George laughed but his eyes were red. “Anyway, if you ask me a different day, I’d probably say that I like the job well enough. I like the pay and the fact that I can do a forty-hour week in four days and have three left over for other stuff.”

“What sort of stuff?” Aaron asked.

George looked embarrassed. “I want to make documentaries,” he said. “But that’s a discussion for another day because, unfortunately, I have somewhere I’m supposed to be. I’m already late.”
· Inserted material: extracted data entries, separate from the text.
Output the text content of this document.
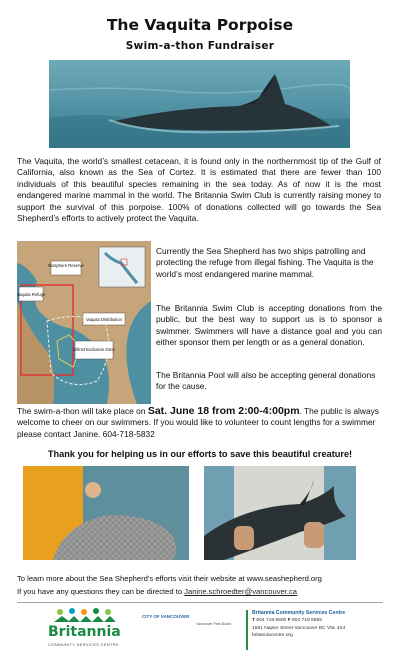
The Vaquita Porpoise
Swim-a-thon Fundraiser
The Vaquita, the world’s smallest cetacean, it is found only in the northernmost tip of the Gulf of California, also known as the Sea of Cortez. It is estimated that there are fewer than 100 individuals of this beautiful species remaining in the sea today. As of now it is the most endangered marine mammal in the world. The Britannia Swim Club is currently raising money to support the survival of this porpoise. 100% of donations collected will go towards the Sea Shepherd’s efforts to actively protect the Vaquita.
Biosphere Reserve
Vaquita Refuge
Vaquita Distribution
Gillnet Exclusion Zone
Currently the Sea Shepherd has two ships patrolling and protecting the refuge from illegal fishing. The Vaquita is the world’s most endangered marine mammal.
The Britannia Swim Club is accepting donations from the public, but the best way to support us is to sponsor a swimmer. Swimmers will have a distance goal and you can either sponsor them per length or as a general donation.
The Britannia Pool will also be accepting general donations for the cause.
The swim-a-thon will take place on Sat. June 18 from 2:00-4:00pm. The public is always welcome to cheer on our swimmers. If you would like to volunteer to count lengths for a swimmer please contact Janine. 604-718-5832
Thank you for helping us in our efforts to save this beautiful creature!
To learn more about the Sea Shepherd’s efforts visit their website at www.seashepherd.org
If you have any questions they can be directed to Janine.schroedter@vancouver.ca
Britannia
COMMUNITY SERVICES CENTRE
CITY OF VANCOUVER
Vancouver Park Board
Britannia Community Services Centre
T 604 718 5800 F 604 718 5855
1661 Napier Street Vancouver BC V5L 4X4
britanniacentre.org
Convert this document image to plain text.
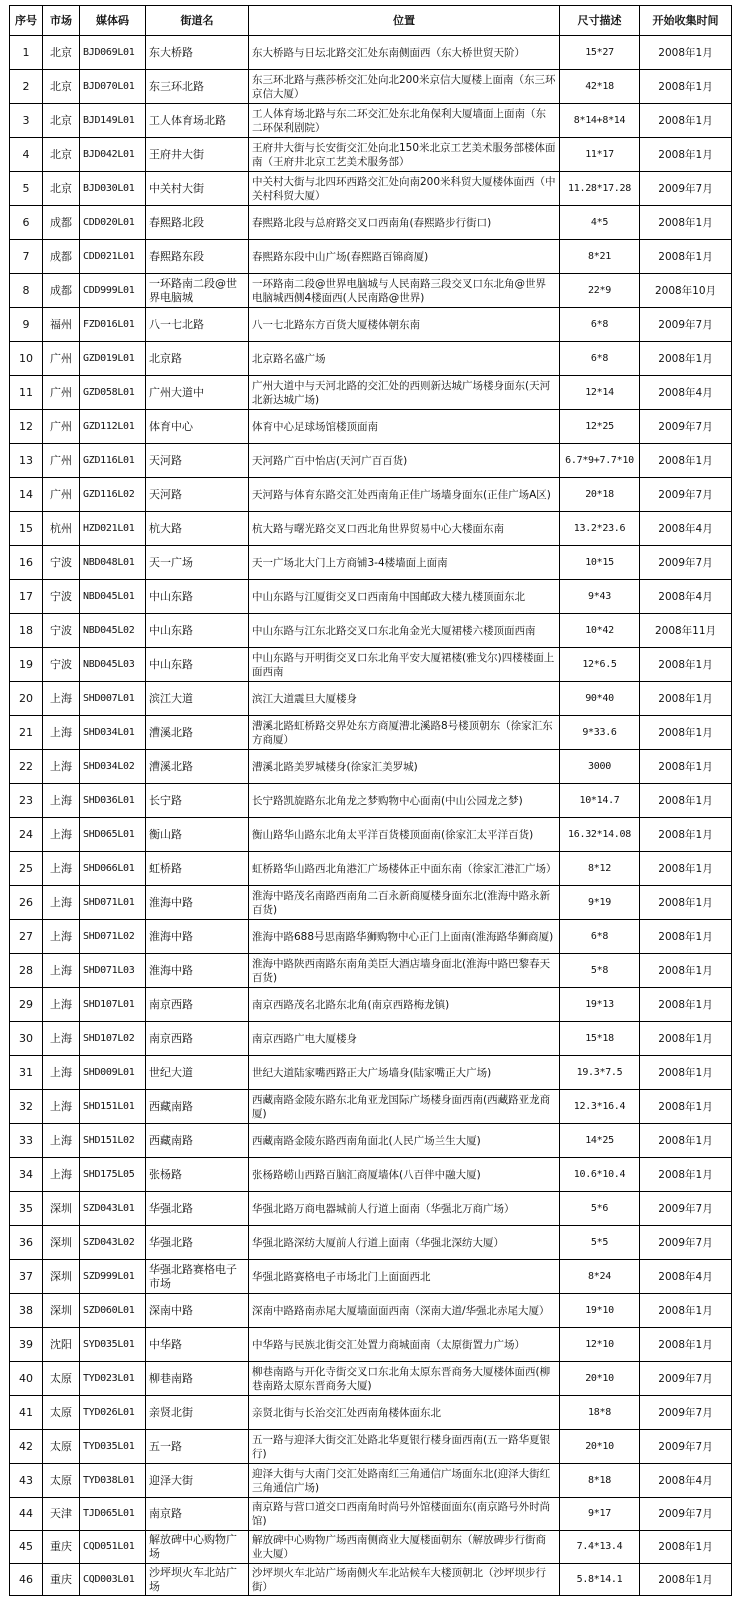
序号	市场	媒体码	街道名	位置	尺寸描述	开始收集时间
1	北京	BJD069L01	东大桥路	东大桥路与日坛北路交汇处东南侧面西（东大桥世贸天阶）	15*27	2008年1月
2	北京	BJD070L01	东三环北路	东三环北路与燕莎桥交汇处向北200米京信大厦楼上面南（东三环京信大厦）	42*18	2008年1月
3	北京	BJD149L01	工人体育场北路	工人体育场北路与东二环交汇处东北角保利大厦墙面上面南（东二环保利剧院）	8*14+8*14	2008年1月
4	北京	BJD042L01	王府井大街	王府井大街与长安街交汇处向北150米北京工艺美术服务部楼体面南（王府井北京工艺美术服务部）	11*17	2008年1月
5	北京	BJD030L01	中关村大街	中关村大街与北四环西路交汇处向南200米科贸大厦楼体面西（中关村科贸大厦）	11.28*17.28	2009年7月
6	成都	CDD020L01	春熙路北段	春熙路北段与总府路交叉口西南角(春熙路步行街口)	4*5	2008年1月
7	成都	CDD021L01	春熙路东段	春熙路东段中山广场(春熙路百锦商厦)	8*21	2008年1月
8	成都	CDD999L01	一环路南二段@世界电脑城	一环路南二段@世界电脑城与人民南路三段交叉口东北角@世界电脑城西侧4楼面西(人民南路@世界)	22*9	2008年10月
9	福州	FZD016L01	八一七北路	八一七北路东方百货大厦楼体朝东南	6*8	2009年7月
10	广州	GZD019L01	北京路	北京路名盛广场	6*8	2008年1月
11	广州	GZD058L01	广州大道中	广州大道中与天河北路的交汇处的西则新达城广场楼身面东(天河北新达城广场)	12*14	2008年4月
12	广州	GZD112L01	体育中心	体育中心足球场馆楼顶面南	12*25	2009年7月
13	广州	GZD116L01	天河路	天河路广百中怡店(天河广百百货)	6.7*9+7.7*10	2008年1月
14	广州	GZD116L02	天河路	天河路与体育东路交汇处西南角正佳广场墙身面东(正佳广场A区)	20*18	2009年7月
15	杭州	HZD021L01	杭大路	杭大路与曙光路交叉口西北角世界贸易中心大楼面东南	13.2*23.6	2008年4月
16	宁波	NBD048L01	天一广场	天一广场北大门上方商铺3-4楼墙面上面南	10*15	2009年7月
17	宁波	NBD045L01	中山东路	中山东路与江厦街交叉口西南角中国邮政大楼九楼顶面东北	9*43	2008年4月
18	宁波	NBD045L02	中山东路	中山东路与江东北路交叉口东北角金光大厦裙楼六楼顶面西南	10*42	2008年11月
19	宁波	NBD045L03	中山东路	中山东路与开明街交叉口东北角平安大厦裙楼(雅戈尔)四楼楼面上面西南	12*6.5	2008年1月
20	上海	SHD007L01	滨江大道	滨江大道震旦大厦楼身	90*40	2008年1月
21	上海	SHD034L01	漕溪北路	漕溪北路虹桥路交界处东方商厦漕北溪路8号楼顶朝东（徐家汇东方商厦）	9*33.6	2008年1月
22	上海	SHD034L02	漕溪北路	漕溪北路美罗城楼身(徐家汇美罗城)	3000	2008年1月
23	上海	SHD036L01	长宁路	长宁路凯旋路东北角龙之梦购物中心面南(中山公园龙之梦)	10*14.7	2008年1月
24	上海	SHD065L01	衡山路	衡山路华山路东北角太平洋百货楼顶面南(徐家汇太平洋百货)	16.32*14.08	2008年1月
25	上海	SHD066L01	虹桥路	虹桥路华山路西北角港汇广场楼体正中面东南（徐家汇港汇广场）	8*12	2008年1月
26	上海	SHD071L01	淮海中路	淮海中路茂名南路西南角二百永新商厦楼身面东北(淮海中路永新百货)	9*19	2008年1月
27	上海	SHD071L02	淮海中路	淮海中路688号思南路华狮购物中心正门上面南(淮海路华狮商厦)	6*8	2008年1月
28	上海	SHD071L03	淮海中路	淮海中路陕西南路东南角美臣大酒店墙身面北(淮海中路巴黎春天百货)	5*8	2008年1月
29	上海	SHD107L01	南京西路	南京西路茂名北路东北角(南京西路梅龙镇)	19*13	2008年1月
30	上海	SHD107L02	南京西路	南京西路广电大厦楼身	15*18	2008年1月
31	上海	SHD009L01	世纪大道	世纪大道陆家嘴西路正大广场墙身(陆家嘴正大广场)	19.3*7.5	2008年1月
32	上海	SHD151L01	西藏南路	西藏南路金陵东路东北角亚龙国际广场楼身面西南(西藏路亚龙商厦)	12.3*16.4	2008年1月
33	上海	SHD151L02	西藏南路	西藏南路金陵东路西南角面北(人民广场兰生大厦)	14*25	2008年1月
34	上海	SHD175L05	张杨路	张杨路崂山西路百脑汇商厦墙体(八百伴中融大厦)	10.6*10.4	2008年1月
35	深圳	SZD043L01	华强北路	华强北路万商电器城前人行道上面南（华强北万商广场）	5*6	2009年7月
36	深圳	SZD043L02	华强北路	华强北路深纺大厦前人行道上面南（华强北深纺大厦）	5*5	2009年7月
37	深圳	SZD999L01	华强北路赛格电子市场	华强北路赛格电子市场北门上面面西北	8*24	2008年4月
38	深圳	SZD060L01	深南中路	深南中路路南赤尾大厦墙面面西南（深南大道/华强北赤尾大厦）	19*10	2008年1月
39	沈阳	SYD035L01	中华路	中华路与民族北街交汇处置力商城面南（太原街置力广场）	12*10	2008年1月
40	太原	TYD023L01	柳巷南路	柳巷南路与开化寺街交叉口东北角太原东晋商务大厦楼体面西(柳巷南路太原东晋商务大厦)	20*10	2009年7月
41	太原	TYD026L01	亲贤北街	亲贤北街与长治交汇处西南角楼体面东北	18*8	2009年7月
42	太原	TYD035L01	五一路	五一路与迎泽大街交汇处路北华夏银行楼身面西南(五一路华夏银行)	20*10	2009年7月
43	太原	TYD038L01	迎泽大街	迎泽大街与大南门交汇处路南红三角通信广场面东北(迎泽大街红三角通信广场)	8*18	2008年4月
44	天津	TJD065L01	南京路	南京路与营口道交口西南角时尚号外馆楼面面东(南京路号外时尚馆)	9*17	2009年7月
45	重庆	CQD051L01	解放碑中心购物广场	解放碑中心购物广场西南侧商业大厦楼面朝东（解放碑步行街商业大厦）	7.4*13.4	2008年1月
46	重庆	CQD003L01	沙坪坝火车北站广场	沙坪坝火车北站广场南侧火车北站候车大楼顶朝北（沙坪坝步行街）	5.8*14.1	2008年1月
“Oh, right. Sorry,” said Aaron. He jumped up, and they paid and walked out of the café and onto the street. He wanted to ask something that would indicate whether George had enjoyed their conversation as much as he had or whether this was just the way he passed his afternoons, but he knew that asking would require subtlety, and he did not know how to be subtle in a hurry. They turned in opposite directions, Aaron heading toward the Muni entrance and George hurrying off toward — Aaron imagined — a tryst or a lover at home.

Then, like two men dueling, they spun back around and looked at each other. “You might come here Sunday on a whim,” George called, and Aaron laughed and nodded, understanding that he was agreeing to a date.